The good long-term return can be attributed to three factors: (i) investing entirely in equities, (ii) keeping cash to a minimum and (iii) keeping costs low. That's exactly my prescription for the smoothed equity approach to AE.
My stock selection wasn't great, to put it mildly. I would have done far better by investing in a passive world equity fund.
In the entire 13 years, I recall making just one bond investment, and that was for a special reason, which I'll recount at some stage. Otherwise, I steered clear of this asset class for the simple reason that the expected return on bonds (in the mathematical sense) is around 4% a year less than from equities. The same is true for cash. I wouldn't fancy paying an extra management charge of 4% a year on a portion of my portfolio, which is what I would effectively be doing, by my reckoning, if I invested in bonds or cash on deposit. No, thanks.
There were no purchases or sales during the year: the holdings at year end were exactly the same as at the start. Zero trading helped keep costs down. I had to take an income of 6% in the year. That came entirely from dividends on existing holdings and by running down the cash portion of the fund from 2.6% at the start to 0.6% at the end.
The passive investment approach wasn't by choice. I just didn't have time to research possible purchases (or sales) because of my preoccupation with trying to convince government to commission an independent evaluation of my proposal for a smoothed equity approach to AE, a campaign that everyone on AAM must be aware of by now. Also, as I get older, I will inevitably make fewer purchases and sales. I envisage very few purchases for the rest of my days. It will be nearly all sales as I run down the portfolio.
The best performer in 2023 by far was Novo Nordisk, which I wrote about in 2019 (see here). As an aside, its spectacular performance since I bought it has nothing to do with my stated reasons for buying it in the first place! In other words, I was just lucky.
I bought my entire current holding in the company in 2020. At end September 2020, just after the purchases, Novo Nordisk accounted for 7.4% of my ARF portfolio. Even by my standards, that was a large investment in a single asset. By 31 December 2023, its share of my ARF portfolio had increased to over 20%, purely as a result of capital appreciation. The price had increased from the average DKr205 when I bought in 2020 (DKr410 before a 2 for 1 share split), to DKr698 at 31 December 2023, at which time it represented over 20% of my ARF. I also got dividends in the period. Novo Nordisk alone contributed not far short of 8% of the total return of 18.5% in 2023.

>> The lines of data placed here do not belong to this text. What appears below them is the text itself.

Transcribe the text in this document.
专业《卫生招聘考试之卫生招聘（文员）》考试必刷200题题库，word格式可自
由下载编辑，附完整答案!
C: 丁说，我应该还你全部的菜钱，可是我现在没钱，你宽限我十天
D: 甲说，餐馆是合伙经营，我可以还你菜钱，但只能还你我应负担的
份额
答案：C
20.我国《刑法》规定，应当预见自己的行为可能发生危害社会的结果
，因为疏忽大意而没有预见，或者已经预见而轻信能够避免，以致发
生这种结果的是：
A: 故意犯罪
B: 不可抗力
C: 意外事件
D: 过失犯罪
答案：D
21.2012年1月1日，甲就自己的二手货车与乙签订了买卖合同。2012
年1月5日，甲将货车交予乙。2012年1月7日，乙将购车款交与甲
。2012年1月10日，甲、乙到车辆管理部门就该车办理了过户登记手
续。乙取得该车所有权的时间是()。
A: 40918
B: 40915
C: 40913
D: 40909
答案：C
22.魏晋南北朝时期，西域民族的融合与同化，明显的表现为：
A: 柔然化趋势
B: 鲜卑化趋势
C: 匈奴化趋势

The second best performer in 2023 was Apple, accounting for almost 7% of the 18.5% return.
The worst performer in 2023 was my single biggest ARF investment: Phoenix Group Holdings. It contributed almost a negative 1% to the total return.
The second worst contributor to the total return was fees! It has proven very difficult to persuade ARF providers to cut their fees, despite the fact that all I'm asking of them is a bit of bookkeeping. I've finally taken steps to reduce the fees charged to my account.
With the benefit of hindsight, I invested far too much in the UK (probably because I think I'm familiar with that market from reading the FT). I would have done far better if I had steered clear of the UK entirely.
In total, my ARF only has holdings in 11 shares. If I had many more, I simply wouldn't be able to keep track of them.